Riscritture di testi classici

Esercizi di scrittura creativa a partire dalle suggestioni nate dalla lettura un testo classico

Cinque racconti ispirati dalle tragedie di Sofocle. e costruiti a partire dal punto di vista di uno dei personaggi della tragedia.

Emone 

(da Sofocle, Antigone)

Valentina Di Stefano    IVB

Crudeli verdetti, empie decisioni e sconsiderati progetti mi hanno spinto a tal punto da dover considerare mia unica salvezza la sua eterna vicinanza.

Le nostre vite sono nate avvelenate, la nostra esistenza è proseguita turbolenta, finirà ingiusta. Le colpe dei nostri avi gravano sulle nostre spalle, pesano sui nostri fragili destini. Il ghenos ci tramanda errori da espiare, peccati da scontare con pene troppo atroci e supplizi altrettanto ingenti. L’unico rifugio da tali responsabilità: la morte.

Io, Emone, figlio del forte tiranno di Tebe, Creonte, e  futuro sposo della giovane e bella Antigone, sono pronto ad accompagnarla nel talamo  della morte, già eterna dimora di molti suoi congiunti. Persefone ci accoglierà nell’Ade profondo, accudendo le nostre anime degne d’amore, ci garantirà perpetuo riposo tra le sue braccia che ormai da tempo ospitano anche Edipo e Giocasta, genitori della mia amata, Eteocle e Polinice, i fratelli “ vittime d’un solo fato in un giorno solo, feritori ad un tempo e colpiti”.

Da religiosa purità raccolse un’impura condanna, Antigone che desiderosa di porre un’onorevole fine alla seppur tragica e avventata terza sciagura della sua famiglia, non ritenne follia varcare i limiti terreni imposti dal re, suo zio, mio padre.
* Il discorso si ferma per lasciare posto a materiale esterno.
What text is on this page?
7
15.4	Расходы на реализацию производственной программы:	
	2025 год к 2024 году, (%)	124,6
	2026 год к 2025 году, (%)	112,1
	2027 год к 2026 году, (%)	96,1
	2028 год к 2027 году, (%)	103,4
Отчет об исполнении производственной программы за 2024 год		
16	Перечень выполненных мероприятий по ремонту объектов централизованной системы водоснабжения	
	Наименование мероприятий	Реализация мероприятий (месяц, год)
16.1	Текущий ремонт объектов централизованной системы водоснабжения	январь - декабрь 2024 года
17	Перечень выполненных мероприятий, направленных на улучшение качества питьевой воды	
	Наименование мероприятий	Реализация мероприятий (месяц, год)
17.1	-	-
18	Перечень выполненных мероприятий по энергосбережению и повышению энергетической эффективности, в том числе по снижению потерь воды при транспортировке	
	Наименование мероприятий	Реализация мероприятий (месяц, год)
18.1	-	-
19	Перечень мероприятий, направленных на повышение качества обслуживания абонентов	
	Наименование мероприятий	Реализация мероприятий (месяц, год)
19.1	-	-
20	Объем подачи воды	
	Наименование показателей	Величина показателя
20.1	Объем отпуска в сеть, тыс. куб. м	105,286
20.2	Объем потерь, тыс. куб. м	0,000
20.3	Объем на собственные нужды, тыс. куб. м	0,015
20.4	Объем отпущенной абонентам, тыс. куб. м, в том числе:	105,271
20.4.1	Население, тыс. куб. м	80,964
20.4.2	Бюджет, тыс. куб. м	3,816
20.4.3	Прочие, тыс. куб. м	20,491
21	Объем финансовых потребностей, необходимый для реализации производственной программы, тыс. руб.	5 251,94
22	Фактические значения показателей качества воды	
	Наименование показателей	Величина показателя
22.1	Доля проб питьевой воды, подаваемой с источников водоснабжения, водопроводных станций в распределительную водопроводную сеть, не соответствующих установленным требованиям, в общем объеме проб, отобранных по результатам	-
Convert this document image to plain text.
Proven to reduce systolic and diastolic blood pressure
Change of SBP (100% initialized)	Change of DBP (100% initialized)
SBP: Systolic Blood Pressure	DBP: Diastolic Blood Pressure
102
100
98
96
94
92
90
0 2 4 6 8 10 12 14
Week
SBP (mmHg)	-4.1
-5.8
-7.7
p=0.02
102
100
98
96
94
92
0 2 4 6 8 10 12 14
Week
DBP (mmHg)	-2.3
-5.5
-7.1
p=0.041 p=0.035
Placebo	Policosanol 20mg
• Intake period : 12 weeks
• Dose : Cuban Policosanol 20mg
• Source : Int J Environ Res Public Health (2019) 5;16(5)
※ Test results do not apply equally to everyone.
Essa, inizialmente cercando una vana complicità nella sorella Ismene, scelse convinta di concedere legittima sepoltura a Polinice, sangue del suo sangue, il cui corpo lasciato privo di onoranze funebri, sarebbe divenuto presto ”riserva per i rapaci dallo sguardo fiso sulla gioia del pasto lacerato”.

Le membra illagrimate e senza vita di Polinice rappresentavano tuttavia per il re l’equa vendetta nei confronti di un uomo nemico della propria patria, volontario artefice della schiavitù dei propri cittadini e avido goloso di un sangue che era anche il suo.

Fu dunque il padre mio a condannare Antigone che disprezzando le leggi aggiunse il vanto all’azione compiuta perché a sue parole “ non è vergogna la venerazione di un fratello del sangue e della carne”. Egli la costrinse a “ esser straniera alle case dei morti e a quelle dei mortali, né tra i vivi esser più, né tra gli estinti”, la fece condurre difatti in una rocciosa fossa deserta, con una quantità di cibo sufficiente solamente al tempo necessario alla sua espiazione.

E gemette lei povera per la sua stirpe e per le rovine ad essa legate, per l’incestuosa unione dei propri genitori, per la maledizione lanciata dal padre in punto di morte, per il fratello Polinice, che “viva, già morto” la uccise.

La magnanimità della mia bella eroina sarà ripagata con il buio eterno; gioca l’autore con “ ironia tragica ”, si diverte creando aspettative nei lettori, poi deluse, frustrate, è Sofocle a ricamare la vicenda attraverso finte speranze, incapaci di condurre noi personaggi alla libertà.

Provai io a distogliere il duro Creonte dalla malvagità dei suoi piani, non raggiunsi tuttavia con le mie suppliche, buon esito. Gli consigliai di piegarsi ai forti flussi dei torrenti come fanno gli arbusti, di assecondare la violenza inaudita dei venti come è solito fare un buon marinaio nel moderare la tensione delle vele della barca. È necessario assumere un atteggiamento di umiltà nei confronti di una realtà turbolenta. “I cittadini piangono nella vergine che muore”.

Difendendo la sua forte autorità Creonte offenderà i diritti e le volontà divine. Sarà l’indovino Tiresia a profetizzarlo.

Le leggi della polis non trionfano come nelle Eumenidi eschilee, saranno invece la causa scatenante dell’arroganza reale, la fonte del dolore, il pretesto per la fine. 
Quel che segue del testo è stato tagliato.